4402 Cerîr ibn Abdillah (radıyallahü anh) şöyle demiştir: Ben denizde idim. Yemen ahâlîsinden iki kişiye kavuştum, bunlar Zû Kela’ ve Zû Amr adındaki kimselerdi. Ben bunlara yolculuk esnasında Rasûhıllah’tan haber vermeye başladım. Bu esnada Zû Amr ben Cerîr’e:
— Eğer sen sahibin Rasûlüllah’ın işinden zikretmekte isen, yemîn olsun ki, O, üç günden beri eceli üzerine geçmiş (yani ölmüş) bulunmaktadır, dedi.
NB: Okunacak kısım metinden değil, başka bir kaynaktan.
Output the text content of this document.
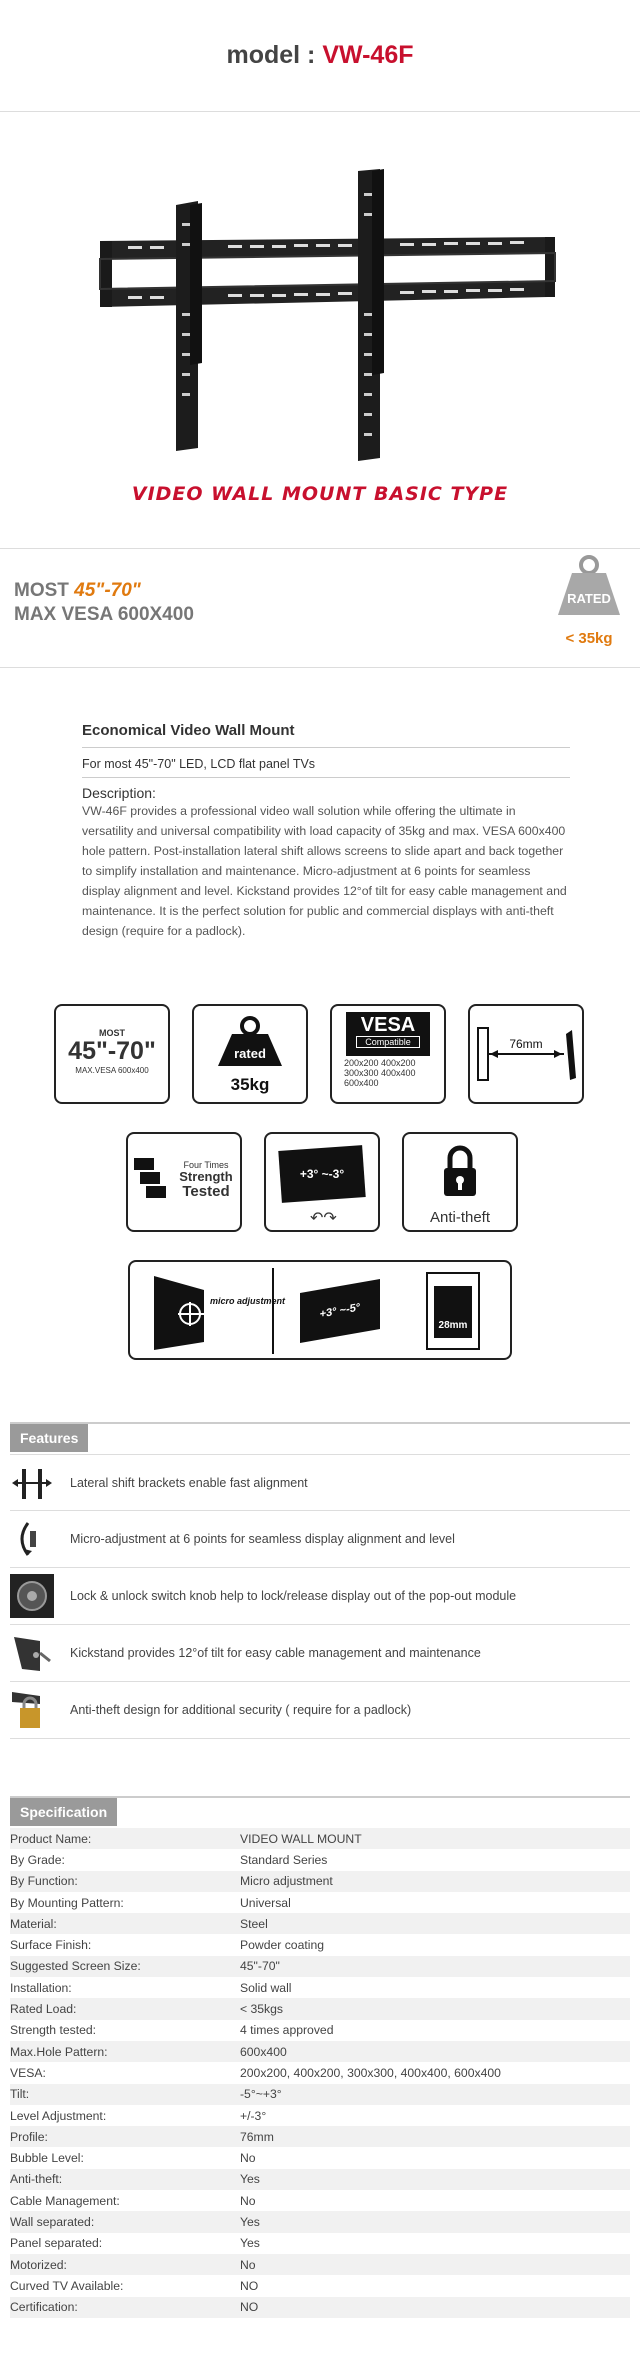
model : VW-46F
VIDEO WALL MOUNT BASIC TYPE
MOST 45"-70"
MAX VESA 600X400
RATED
< 35kg
Economical Video Wall Mount
For most 45"-70" LED, LCD flat panel TVs
Description:
VW-46F provides a professional video wall solution while offering the ultimate in versatility and universal compatibility with load capacity of 35kg and max. VESA 600x400 hole pattern. Post-installation lateral shift allows screens to slide apart and back together to simplify installation and maintenance. Micro-adjustment at 6 points for seamless display alignment and level. Kickstand provides 12°of tilt for easy cable management and maintenance. It is the perfect solution for public and commercial displays with anti-theft design (require for a padlock).
MOST
45"-70"
MAX.VESA 600x400
rated
35kg
VESA
Compatible
200x200 400x200
300x300 400x400
600x400
76mm
Four Times
Strength
Tested
+3° ~-3°
↶↷	Anti-theft
micro adjustment
+3° ~-5°
28mm
Features
Lateral shift brackets enable fast alignment
Micro-adjustment at 6 points for seamless display alignment and level
Lock & unlock switch knob help to lock/release display out of the pop-out module
Kickstand provides 12°of tilt for easy cable management and maintenance
Anti-theft design for additional security ( require for a padlock)
Specification
Product Name:	VIDEO WALL MOUNT
By Grade:	Standard Series
By Function:	Micro adjustment
By Mounting Pattern:	Universal
Material:	Steel
Surface Finish:	Powder coating
Suggested Screen Size:	45"-70"
Installation:	Solid wall
Rated Load:	< 35kgs
Strength tested:	4 times approved
Max.Hole Pattern:	600x400
VESA:	200x200, 400x200, 300x300, 400x400, 600x400
Tilt:	-5°~+3°
Level Adjustment:	+/-3°
Profile:	76mm
Bubble Level:	No
Anti-theft:	Yes
Cable Management:	No
Wall separated:	Yes
Panel separated:	Yes
Motorized:	No
Curved TV Available:	NO
Certification:	NO
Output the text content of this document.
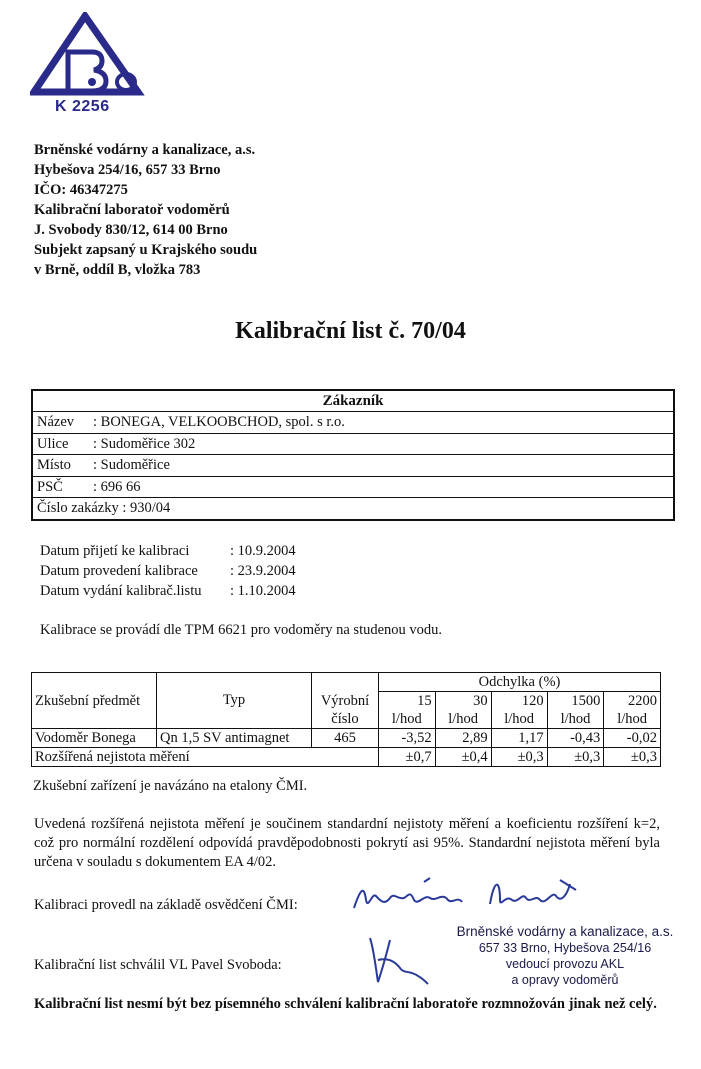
K 2256
Brněnské vodárny a kanalizace, a.s.
Hybešova 254/16, 657 33 Brno
IČO: 46347275
Kalibrační laboratoř vodoměrů
J. Svobody 830/12, 614 00 Brno
Subjekt zapsaný u Krajského soudu
v Brně, oddíl B, vložka 783
Kalibrační list č. 70/04
Zákazník
Název	: BONEGA, VELKOOBCHOD, spol. s r.o.
Ulice	: Sudoměřice 302
Místo	: Sudoměřice
PSČ	: 696 66
Číslo zakázky : 930/04
Datum přijetí ke kalibraci	: 10.9.2004
Datum provedení kalibrace	: 23.9.2004
Datum vydání kalibrač.listu	: 1.10.2004
Kalibrace se provádí dle TPM 6621 pro vodoměry na studenou vodu.
Zkušební předmět			Odchylka (%)				
	Typ	Výrobní	15	30	120	1500	2200
		číslo	l/hod	l/hod	l/hod	l/hod	l/hod
Vodoměr Bonega	Qn 1,5 SV antimagnet	465	-3,52	2,89	1,17	-0,43	-0,02
Rozšířená nejistota měření			±0,7	±0,4	±0,3	±0,3	±0,3
Zkušební zařízení je navázáno na etalony ČMI.
Uvedená rozšířená nejistota měření je součinem standardní nejistoty měření a koeficientu rozšíření k=2, což pro normální rozdělení odpovídá pravděpodobnosti pokrytí asi 95%. Standardní nejistota měření byla určena v souladu s dokumentem EA 4/02.
Kalibraci provedl na základě osvědčení ČMI:
Kalibrační list schválil VL Pavel Svoboda:
Brněnské vodárny a kanalizace, a.s.
657 33 Brno, Hybešova 254/16
vedoucí provozu AKL
a opravy vodoměrů
Kalibrační list nesmí být bez písemného schválení kalibrační laboratoře rozmnožován jinak než celý.
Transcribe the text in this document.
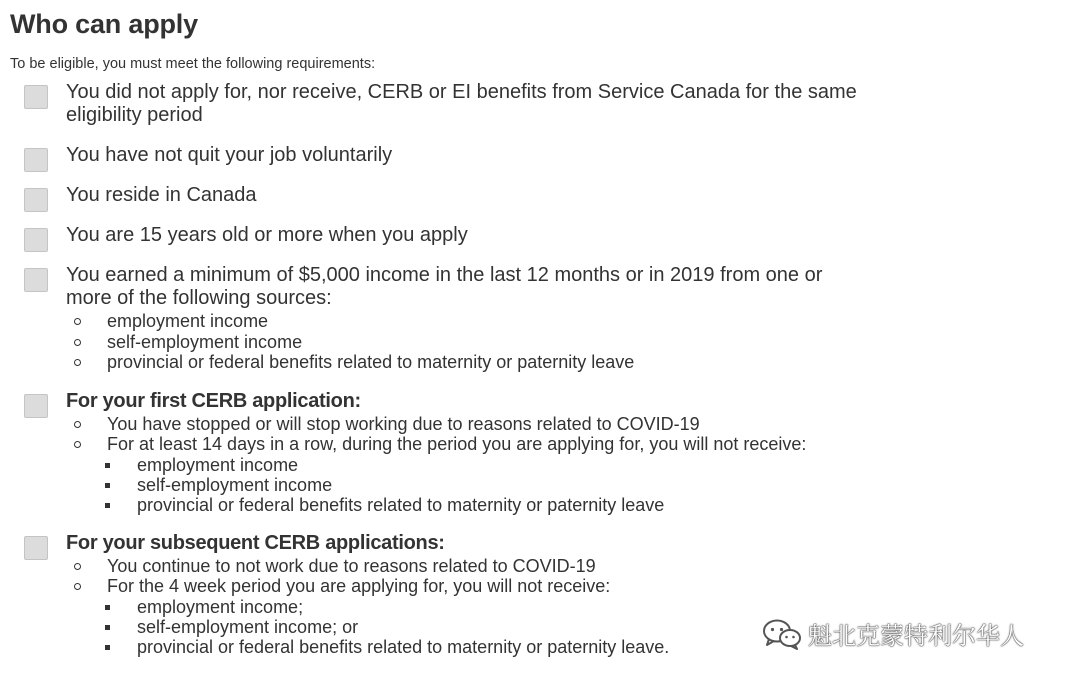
Who can apply

To be eligible, you must meet the following requirements:

You did not apply for, nor receive, CERB or EI benefits from Service Canada for the same eligibility period
You have not quit your job voluntarily
You reside in Canada
You are 15 years old or more when you apply
You earned a minimum of $5,000 income in the last 12 months or in 2019 from one or more of the following sources:
employment income
self-employment income
provincial or federal benefits related to maternity or paternity leave
For your first CERB application:
You have stopped or will stop working due to reasons related to COVID-19
For at least 14 days in a row, during the period you are applying for, you will not receive:
employment income
self-employment income
provincial or federal benefits related to maternity or paternity leave
For your subsequent CERB applications:
You continue to not work due to reasons related to COVID-19
For the 4 week period you are applying for, you will not receive:
employment income;
self-employment income; or
provincial or federal benefits related to maternity or paternity leave.	魁北克蒙特利尔华人
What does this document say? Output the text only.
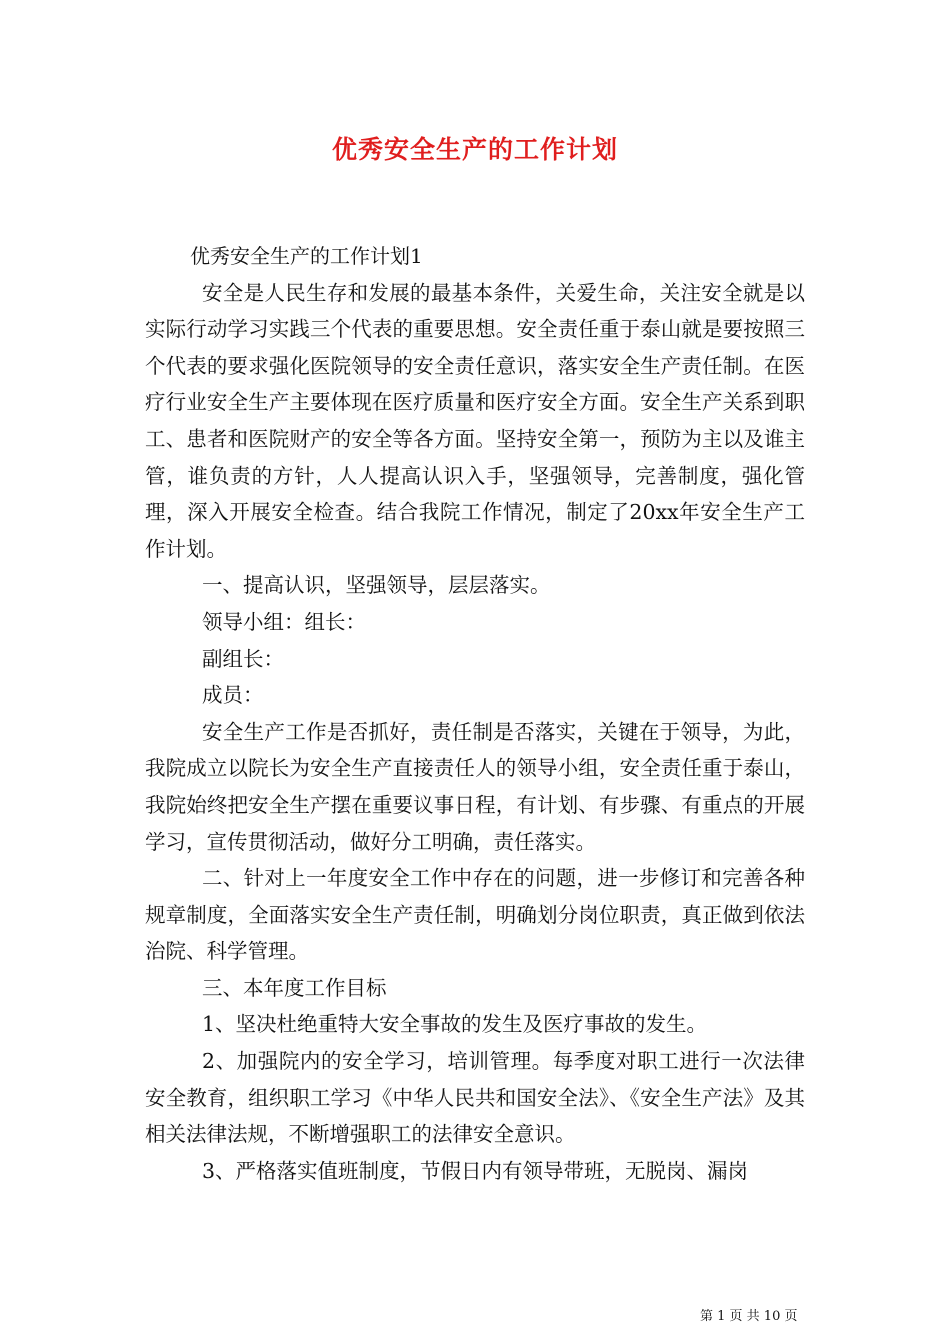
优秀安全生产的工作计划

优秀安全生产的工作计划1

安全是人民生存和发展的最基本条件，关爱生命，关注安全就是以实际行动学习实践三个代表的重要思想。安全责任重于泰山就是要按照三个代表的要求强化医院领导的安全责任意识，落实安全生产责任制。在医疗行业安全生产主要体现在医疗质量和医疗安全方面。安全生产关系到职工、患者和医院财产的安全等各方面。坚持安全第一，预防为主以及谁主管，谁负责的方针，人人提高认识入手，坚强领导，完善制度，强化管理，深入开展安全检查。结合我院工作情况，制定了20xx年安全生产工作计划。

一、提高认识，坚强领导，层层落实。

领导小组：组长：

副组长：

成员：

安全生产工作是否抓好，责任制是否落实，关键在于领导，为此，我院成立以院长为安全生产直接责任人的领导小组，安全责任重于泰山，我院始终把安全生产摆在重要议事日程，有计划、有步骤、有重点的开展学习，宣传贯彻活动，做好分工明确，责任落实。

二、针对上一年度安全工作中存在的问题，进一步修订和完善各种规章制度，全面落实安全生产责任制，明确划分岗位职责，真正做到依法治院、科学管理。

三、本年度工作目标

1、坚决杜绝重特大安全事故的发生及医疗事故的发生。

2、加强院内的安全学习，培训管理。每季度对职工进行一次法律安全教育，组织职工学习《中华人民共和国安全法》、《安全生产法》及其相关法律法规，不断增强职工的法律安全意识。

3、严格落实值班制度，节假日内有领导带班，无脱岗、漏岗

第 1 页 共 10 页
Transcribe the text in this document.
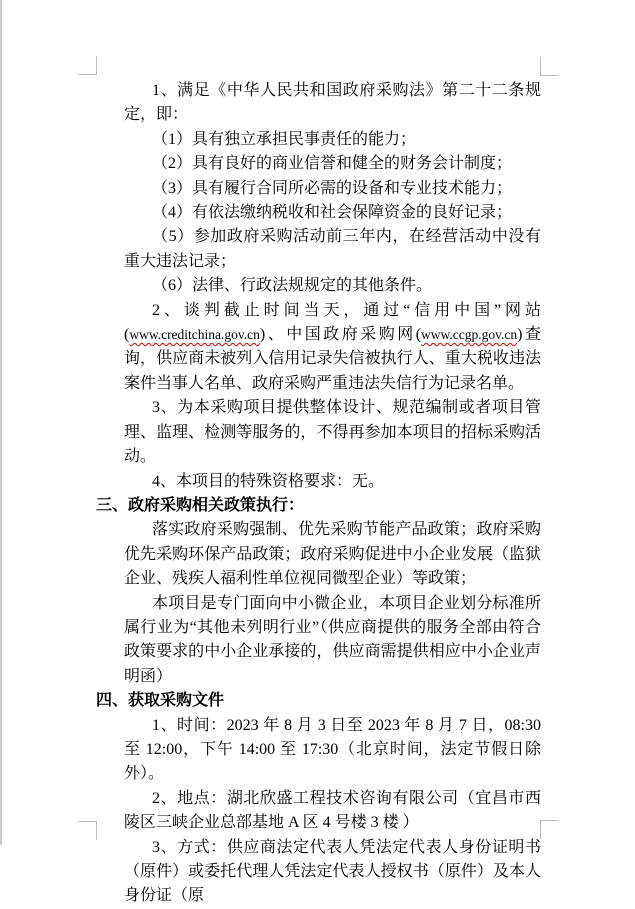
1、满足《中华人民共和国政府采购法》第二十二条规定，即：

（1）具有独立承担民事责任的能力；

（2）具有良好的商业信誉和健全的财务会计制度；

（3）具有履行合同所必需的设备和专业技术能力；

（4）有依法缴纳税收和社会保障资金的良好记录；

（5）参加政府采购活动前三年内，在经营活动中没有重大违法记录；

（6）法律、行政法规规定的其他条件。

2、谈判截止时间当天，通过“信用中国”网站(www.creditchina.gov.cn)、中国政府采购网(www.ccgp.gov.cn)查询，供应商未被列入信用记录失信被执行人、重大税收违法案件当事人名单、政府采购严重违法失信行为记录名单。

3、为本采购项目提供整体设计、规范编制或者项目管理、监理、检测等服务的，不得再参加本项目的招标采购活动。

4、本项目的特殊资格要求：无。

三、政府采购相关政策执行：

落实政府采购强制、优先采购节能产品政策；政府采购优先采购环保产品政策；政府采购促进中小企业发展（监狱企业、残疾人福利性单位视同微型企业）等政策；

本项目是专门面向中小微企业，本项目企业划分标准所属行业为“其他未列明行业”（供应商提供的服务全部由符合政策要求的中小企业承接的，供应商需提供相应中小企业声明函）

四、获取采购文件

1、时间：2023 年 8 月 3 日至 2023 年 8 月 7 日，08:30 至 12:00，下午 14:00 至 17:30（北京时间，法定节假日除外）。

2、地点：湖北欣盛工程技术咨询有限公司（宜昌市西陵区三峡企业总部基地 A 区 4 号楼 3 楼 ）

3、方式：供应商法定代表人凭法定代表人身份证明书（原件）或委托代理人凭法定代表人授权书（原件）及本人身份证（原
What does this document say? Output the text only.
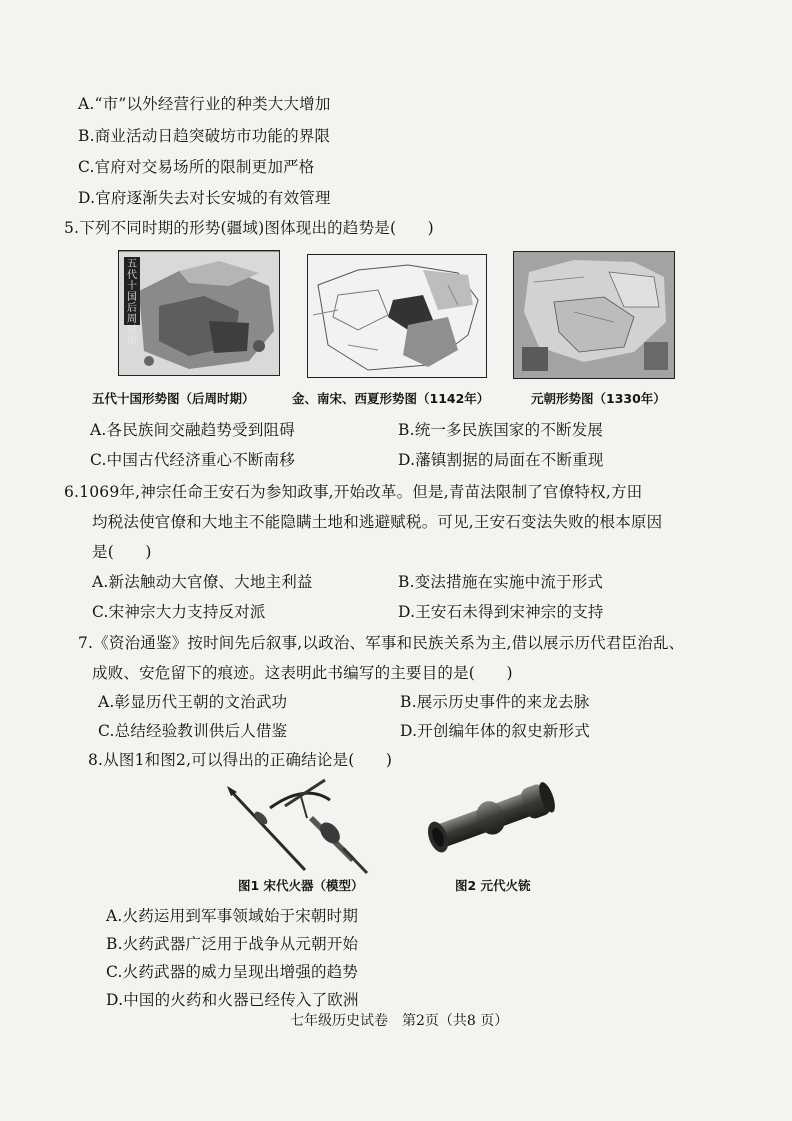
A.“市”以外经营行业的种类大大增加
B.商业活动日趋突破坊市功能的界限
C.官府对交易场所的限制更加严格
D.官府逐渐失去对长安城的有效管理
5.下列不同时期的形势(疆域)图体现出的趋势是(　　)
五代十国后周时期
五代十国形势图（后周时期）	金、南宋、西夏形势图（1142年）	元朝形势图（1330年）
A.各民族间交融趋势受到阻碍	B.统一多民族国家的不断发展
C.中国古代经济重心不断南移	D.藩镇割据的局面在不断重现
6.1069年,神宗任命王安石为参知政事,开始改革。但是,青苗法限制了官僚特权,方田
均税法使官僚和大地主不能隐瞒土地和逃避赋税。可见,王安石变法失败的根本原因
是(　　)
A.新法触动大官僚、大地主利益	B.变法措施在实施中流于形式
C.宋神宗大力支持反对派	D.王安石未得到宋神宗的支持
7.《资治通鉴》按时间先后叙事,以政治、军事和民族关系为主,借以展示历代君臣治乱、
成败、安危留下的痕迹。这表明此书编写的主要目的是(　　)
A.彰显历代王朝的文治武功	B.展示历史事件的来龙去脉
C.总结经验教训供后人借鉴	D.开创编年体的叙史新形式
8.从图1和图2,可以得出的正确结论是(　　)
图1 宋代火器（模型）	图2 元代火铳
A.火药运用到军事领域始于宋朝时期
B.火药武器广泛用于战争从元朝开始
C.火药武器的威力呈现出增强的趋势
D.中国的火药和火器已经传入了欧洲
七年级历史试卷　第2页（共8 页）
Bunlar benimle beraber (Medine’ye) yöneldiler. Nihayet yolun bir merhalesinde bulunduğumuz sırada bize Medîne tarafından gelmekte olan bir süvârî kaafilesi göründü. Onlara sorduk. Onlar da:
— Rasûlüllah (ebediyyet âlemine) alındı, Ebû Bekr halîfe seçildi, insanlar iyilerdir, dediler.
Bu haber üzerine Zû Kela’ ile Zû Amr bana:
— Sen sahibin Ebû Bekr’e bizim buraya kadar gelmiş olduğumuzu, Allah dilerse ileride belki yine dönüp ziyaret edeceğimizi haber ver, dediler ve Yemen’e dönüp gittiler.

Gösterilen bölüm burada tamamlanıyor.